The Artist and the Collector
Caitlin Karolczak, Untitled, 2011
A Sunday morning, an open studio event for the holidays, the last day of four. A jazz trio was making appropriate noises in the reception area. The studio I was looking for was at the end of a dimly lit hallway. Walking in, it seemed that except for an inquisitive brown poodle, there was no one there. I began looking at the large canvases on the walls. Some were new, some I had seen before. There were more than a few I would have loved to own: stunning, macabre, masterfully painted, done in a muted Renaissance style. Uneasy undercurrents of death and perversity seemed to be emerging from the paint. A self-portrait of the artist as St. Agatha was profoundly disturbing. After a minute or two, I heard a rustling from the back of the cluttered studio.
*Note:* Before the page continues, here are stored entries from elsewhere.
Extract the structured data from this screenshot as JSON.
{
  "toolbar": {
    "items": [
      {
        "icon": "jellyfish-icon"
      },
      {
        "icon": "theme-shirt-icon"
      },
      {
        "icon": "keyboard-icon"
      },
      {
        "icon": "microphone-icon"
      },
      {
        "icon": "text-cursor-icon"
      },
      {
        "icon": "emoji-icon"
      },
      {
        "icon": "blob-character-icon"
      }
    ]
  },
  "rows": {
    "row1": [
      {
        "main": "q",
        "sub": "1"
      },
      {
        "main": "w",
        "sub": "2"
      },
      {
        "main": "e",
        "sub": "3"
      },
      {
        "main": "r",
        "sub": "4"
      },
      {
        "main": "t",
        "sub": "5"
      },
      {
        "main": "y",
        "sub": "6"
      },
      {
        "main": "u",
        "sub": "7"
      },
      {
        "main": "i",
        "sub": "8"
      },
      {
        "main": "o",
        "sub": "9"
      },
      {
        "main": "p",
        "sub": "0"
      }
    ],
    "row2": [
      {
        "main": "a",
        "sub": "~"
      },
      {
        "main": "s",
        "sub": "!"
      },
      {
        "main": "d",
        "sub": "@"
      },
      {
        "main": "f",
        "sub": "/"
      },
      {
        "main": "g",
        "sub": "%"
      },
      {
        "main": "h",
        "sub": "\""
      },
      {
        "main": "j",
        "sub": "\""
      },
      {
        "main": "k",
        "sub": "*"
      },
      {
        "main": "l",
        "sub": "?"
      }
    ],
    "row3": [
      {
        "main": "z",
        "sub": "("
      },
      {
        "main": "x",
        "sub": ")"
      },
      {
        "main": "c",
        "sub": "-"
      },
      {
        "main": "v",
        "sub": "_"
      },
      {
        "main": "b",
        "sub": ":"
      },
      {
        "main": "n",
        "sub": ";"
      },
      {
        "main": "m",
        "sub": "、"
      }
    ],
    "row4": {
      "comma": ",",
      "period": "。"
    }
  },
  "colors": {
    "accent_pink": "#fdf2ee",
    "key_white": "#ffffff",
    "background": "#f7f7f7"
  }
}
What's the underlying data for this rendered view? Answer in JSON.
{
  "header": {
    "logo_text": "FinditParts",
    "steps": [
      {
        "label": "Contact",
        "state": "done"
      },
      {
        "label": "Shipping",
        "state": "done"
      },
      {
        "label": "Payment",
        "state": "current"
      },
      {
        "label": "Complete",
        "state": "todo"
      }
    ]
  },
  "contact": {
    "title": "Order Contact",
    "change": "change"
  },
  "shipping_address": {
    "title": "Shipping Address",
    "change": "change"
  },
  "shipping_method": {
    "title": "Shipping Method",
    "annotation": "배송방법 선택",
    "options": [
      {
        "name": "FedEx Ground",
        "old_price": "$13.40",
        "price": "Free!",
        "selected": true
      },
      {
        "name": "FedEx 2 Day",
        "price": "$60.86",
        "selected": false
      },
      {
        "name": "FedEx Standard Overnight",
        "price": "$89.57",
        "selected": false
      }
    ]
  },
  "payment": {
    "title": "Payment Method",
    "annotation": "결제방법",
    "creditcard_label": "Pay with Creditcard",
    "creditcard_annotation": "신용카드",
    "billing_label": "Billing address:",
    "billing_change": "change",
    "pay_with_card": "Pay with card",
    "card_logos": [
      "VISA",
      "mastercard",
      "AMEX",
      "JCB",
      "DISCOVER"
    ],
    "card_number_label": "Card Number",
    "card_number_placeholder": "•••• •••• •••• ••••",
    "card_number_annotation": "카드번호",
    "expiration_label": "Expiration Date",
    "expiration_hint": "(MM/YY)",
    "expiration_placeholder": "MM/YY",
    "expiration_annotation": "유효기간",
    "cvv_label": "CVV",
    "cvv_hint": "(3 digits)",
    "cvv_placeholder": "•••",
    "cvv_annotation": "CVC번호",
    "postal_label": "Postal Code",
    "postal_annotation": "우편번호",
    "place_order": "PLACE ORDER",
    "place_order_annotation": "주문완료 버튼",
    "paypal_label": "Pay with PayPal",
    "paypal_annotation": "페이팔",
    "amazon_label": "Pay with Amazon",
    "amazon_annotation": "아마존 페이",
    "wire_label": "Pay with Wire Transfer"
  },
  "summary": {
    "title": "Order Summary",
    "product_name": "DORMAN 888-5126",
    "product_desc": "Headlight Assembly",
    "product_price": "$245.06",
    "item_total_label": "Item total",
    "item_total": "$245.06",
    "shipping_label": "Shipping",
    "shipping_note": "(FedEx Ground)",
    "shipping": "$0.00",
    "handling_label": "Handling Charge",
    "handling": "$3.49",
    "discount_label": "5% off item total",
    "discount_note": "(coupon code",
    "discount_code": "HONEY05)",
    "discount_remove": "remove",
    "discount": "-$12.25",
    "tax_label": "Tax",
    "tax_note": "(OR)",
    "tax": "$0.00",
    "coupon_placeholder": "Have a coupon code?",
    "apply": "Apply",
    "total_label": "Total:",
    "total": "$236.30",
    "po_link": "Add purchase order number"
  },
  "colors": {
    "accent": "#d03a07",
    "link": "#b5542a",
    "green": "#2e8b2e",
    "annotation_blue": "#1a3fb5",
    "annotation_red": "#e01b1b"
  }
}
Turning around, I saw the artist. I had been to several of her events before and had even purchased a small piece. I had always regretted not buying more. Those events were always crowded, attended by a younger art crowd. Today, with only the two of us (and the dog), the mood was very different.
"Would you like some hot cider?"
"Yes, a little, thank you."
"If you see any specks, they're cloves."
There were a couple of bins of smaller works, pieces within my budget. Many portraits and half-figures, mostly boys and young men; variations on a theme. Some pieces contained old lithographs, transformed with additional drawing and painting. I don't remember exactly how our conversation began, but I did mention that I had purchased one of her smaller works before. She asked what it was, I started to describe it, she knew it right away—even taking the descriptive words out of my head before I was able to speak them. We talked about her art, about the art world, about the difficulty of making it outside of New York or L.A.. I tried, without being too weird about it, to let her know how much I appreciated her efforts, her pursuit of her most singular vision in the middle of flyoverland. I asked about her use of very old photo albums and mentioned I had one she might be interested in. She spoke:
"Come here, I've got something to show you, something someone gave me."
Hanging on the wall in the back was a memento mori mourning shadowbox, I've seen others, but this one was exceptional.
"It's not the kind of thing people like to have on their walls." She said.
"Is that braided hair sculpture at the bottom?"
"Yes."
"It's strange to think of, to think that a person's DNA is in there."
"There's a lot of DNA lying around this studio."
I did get another small piece, more abstract than most of her other work. We talked a little more, about how slow it was—no one else came in in the half hour I had been in there. Maybe it was the weather?
"My work isn't really popular as a Christmas gift."
A gift to myself, then, the kind of thing I like hanging on my walls.
I wonder how much of the artist's DNA is in it.